Cependant, cette perspective paraît un peu illusoire. S’il est effectivement possible voire souhaitable de réfléchir à l’architecture de sécurité européenne qui tiendrait compte d’un certain rift transatlantique, cela n’entraîne pas automatiquement le déplacement vers un grand allié à l’Est. Tout d’abord, ce grand pays est beaucoup moins puissant qu’il le fût (le budget de défense russe est en 2012 comparable au budget de défense français). Surtout, rien ne dit qu’il veuille réellement se rapprocher des Européens, surtout si l’on examine les penchants du gouvernement actuel pour une doctrine eurasiatique, qui vise justement à redonner à la Russie la place d’une grande puissance autonome, capable de se mesurer aux autres grandes puissances. Accessoirement, les discours idéalistes européens s’accordent mal avec le froid réalisme de la Russie.
Là réside en effet la difficulté : pour se mettre en couple, il faut être deux. A supposer que les Européens (et la France au premier chef) veuillent se rapprocher des Russes, rien ne dit que ceux-ci, dans la configuration actuelle de la scène internationale, en manifestent le même désir.

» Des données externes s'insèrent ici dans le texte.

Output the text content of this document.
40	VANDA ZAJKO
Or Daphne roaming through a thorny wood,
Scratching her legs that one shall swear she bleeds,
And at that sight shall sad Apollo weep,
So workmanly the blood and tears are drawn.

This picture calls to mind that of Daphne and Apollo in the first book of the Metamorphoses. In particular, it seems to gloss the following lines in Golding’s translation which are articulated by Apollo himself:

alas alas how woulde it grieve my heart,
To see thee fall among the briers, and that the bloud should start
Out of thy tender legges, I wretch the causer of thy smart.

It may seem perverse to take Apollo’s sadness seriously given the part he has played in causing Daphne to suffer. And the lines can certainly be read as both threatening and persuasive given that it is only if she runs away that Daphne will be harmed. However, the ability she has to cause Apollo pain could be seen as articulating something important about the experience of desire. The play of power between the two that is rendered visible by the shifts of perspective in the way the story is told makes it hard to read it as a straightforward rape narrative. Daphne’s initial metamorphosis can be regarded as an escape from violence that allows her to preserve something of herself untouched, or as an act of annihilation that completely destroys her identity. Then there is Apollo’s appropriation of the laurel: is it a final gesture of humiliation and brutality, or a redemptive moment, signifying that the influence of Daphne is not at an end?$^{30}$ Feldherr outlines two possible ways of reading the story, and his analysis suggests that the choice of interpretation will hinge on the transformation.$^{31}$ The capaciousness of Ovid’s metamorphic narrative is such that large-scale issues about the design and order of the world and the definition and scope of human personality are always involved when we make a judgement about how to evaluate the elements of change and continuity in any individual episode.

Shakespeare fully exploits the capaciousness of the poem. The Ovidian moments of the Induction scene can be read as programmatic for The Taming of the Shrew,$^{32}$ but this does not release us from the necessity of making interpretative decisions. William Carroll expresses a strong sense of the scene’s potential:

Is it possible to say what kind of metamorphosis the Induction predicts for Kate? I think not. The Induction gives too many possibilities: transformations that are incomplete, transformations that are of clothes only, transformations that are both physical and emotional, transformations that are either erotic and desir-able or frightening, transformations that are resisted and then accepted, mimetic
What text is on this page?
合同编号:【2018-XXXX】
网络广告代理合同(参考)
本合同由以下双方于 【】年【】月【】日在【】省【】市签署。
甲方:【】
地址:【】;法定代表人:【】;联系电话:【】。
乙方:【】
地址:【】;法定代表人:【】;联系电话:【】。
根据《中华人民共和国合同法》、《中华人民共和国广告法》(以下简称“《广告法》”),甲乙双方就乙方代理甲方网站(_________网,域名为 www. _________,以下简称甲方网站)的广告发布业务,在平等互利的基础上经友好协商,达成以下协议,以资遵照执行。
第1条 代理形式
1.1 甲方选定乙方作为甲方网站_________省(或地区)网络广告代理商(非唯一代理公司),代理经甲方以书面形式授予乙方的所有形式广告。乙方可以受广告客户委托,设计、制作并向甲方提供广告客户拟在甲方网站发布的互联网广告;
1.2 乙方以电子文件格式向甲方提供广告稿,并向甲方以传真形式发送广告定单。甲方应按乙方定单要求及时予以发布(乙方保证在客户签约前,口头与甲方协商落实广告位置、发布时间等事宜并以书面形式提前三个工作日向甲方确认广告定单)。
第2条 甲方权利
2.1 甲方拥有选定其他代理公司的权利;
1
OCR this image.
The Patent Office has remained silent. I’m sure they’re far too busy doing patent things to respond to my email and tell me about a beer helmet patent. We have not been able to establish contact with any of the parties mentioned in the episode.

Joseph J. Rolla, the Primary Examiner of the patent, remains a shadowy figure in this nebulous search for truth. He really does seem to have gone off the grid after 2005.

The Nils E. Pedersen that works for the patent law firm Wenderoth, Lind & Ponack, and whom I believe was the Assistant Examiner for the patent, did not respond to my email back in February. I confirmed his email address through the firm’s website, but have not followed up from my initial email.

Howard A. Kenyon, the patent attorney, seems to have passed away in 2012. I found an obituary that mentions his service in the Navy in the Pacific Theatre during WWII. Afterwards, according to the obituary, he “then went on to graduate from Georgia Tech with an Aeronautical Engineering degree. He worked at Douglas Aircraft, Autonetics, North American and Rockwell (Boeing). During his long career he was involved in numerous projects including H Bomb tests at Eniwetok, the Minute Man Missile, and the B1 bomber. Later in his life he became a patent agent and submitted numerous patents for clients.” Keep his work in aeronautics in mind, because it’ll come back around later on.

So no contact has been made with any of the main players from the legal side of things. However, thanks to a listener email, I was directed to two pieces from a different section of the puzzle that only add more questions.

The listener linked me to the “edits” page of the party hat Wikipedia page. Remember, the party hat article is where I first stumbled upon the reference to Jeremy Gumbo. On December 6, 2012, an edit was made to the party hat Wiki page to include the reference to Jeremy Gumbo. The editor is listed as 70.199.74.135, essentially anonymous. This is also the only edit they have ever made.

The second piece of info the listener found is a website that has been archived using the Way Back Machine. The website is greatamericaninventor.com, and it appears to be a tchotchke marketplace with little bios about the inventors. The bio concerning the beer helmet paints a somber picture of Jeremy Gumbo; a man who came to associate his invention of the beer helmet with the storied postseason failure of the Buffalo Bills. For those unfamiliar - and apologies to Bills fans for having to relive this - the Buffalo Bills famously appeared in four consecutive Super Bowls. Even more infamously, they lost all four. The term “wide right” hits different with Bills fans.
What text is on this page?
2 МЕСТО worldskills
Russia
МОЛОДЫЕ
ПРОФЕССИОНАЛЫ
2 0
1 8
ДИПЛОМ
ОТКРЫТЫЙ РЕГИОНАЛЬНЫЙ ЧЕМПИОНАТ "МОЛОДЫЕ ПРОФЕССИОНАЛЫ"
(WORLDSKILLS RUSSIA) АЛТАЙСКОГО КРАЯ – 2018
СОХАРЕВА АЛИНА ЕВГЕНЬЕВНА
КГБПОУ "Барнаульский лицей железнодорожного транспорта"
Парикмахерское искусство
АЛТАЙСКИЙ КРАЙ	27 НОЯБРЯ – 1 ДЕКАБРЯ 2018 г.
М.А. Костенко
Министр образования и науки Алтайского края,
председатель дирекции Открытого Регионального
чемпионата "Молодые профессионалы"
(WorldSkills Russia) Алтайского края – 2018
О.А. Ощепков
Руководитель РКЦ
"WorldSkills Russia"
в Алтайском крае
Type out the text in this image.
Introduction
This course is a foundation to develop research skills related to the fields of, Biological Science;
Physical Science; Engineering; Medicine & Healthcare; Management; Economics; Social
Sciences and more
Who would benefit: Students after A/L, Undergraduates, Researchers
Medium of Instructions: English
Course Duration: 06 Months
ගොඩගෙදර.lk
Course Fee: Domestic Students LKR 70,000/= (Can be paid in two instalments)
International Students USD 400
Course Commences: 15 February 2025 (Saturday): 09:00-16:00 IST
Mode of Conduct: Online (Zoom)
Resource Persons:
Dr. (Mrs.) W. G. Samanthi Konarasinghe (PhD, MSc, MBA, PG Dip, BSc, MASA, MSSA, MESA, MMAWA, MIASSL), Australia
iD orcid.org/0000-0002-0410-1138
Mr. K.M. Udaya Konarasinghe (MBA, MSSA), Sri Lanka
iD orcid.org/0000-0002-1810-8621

Il faudrait dès lors se placer dans une optique réaliste. C’est d’ailleurs l’attitude partagée par la France et l’Allemagne, mais selon des modalités différentes :
- l’Allemagne choisit un réalisme économique, et ménage la Russie dans les affaires économiques, et notamment énergétiques (cf. la direction de Northstream par G. Schroeder). Toutefois, sa décision de sortir du nucléaire risque de la mettre en dépendance de Moscou, sous réserve que le marché du gaz ne soit pas bouleversé par l’énorme accroissement de production du gaz de schiste aux Etats-Unis.
- La France choisit un réalisme politique et militaire, n’hésitant pas à transiger en 2008 au moment de la guerre avec la Géorgie, ou en vendant des BBPC Mistral. Elle tolère dans les faits (à l’image de beaucoup d’Européens) les excès commis lors des opérations en Tchétchénie. Toutefois, on imagine mal un approfondissement des relations dans l’ordre militaire (même si Paris comme Moscou manifestent une grande réticence au projet de Défense antimissile balistique) ou politique (car il faudrait que Moscou accepte de partager des compétences au lieu de vouloir défendre un westphalisme des plus classiques).
Ainsi, un rapprochement franco-russe paraît aujourd’hui très théorique et peu opératoire. En revanche, des convergences tactiques et opportunistes sont possibles. De la Realpolitik, pas de la grande stratégie.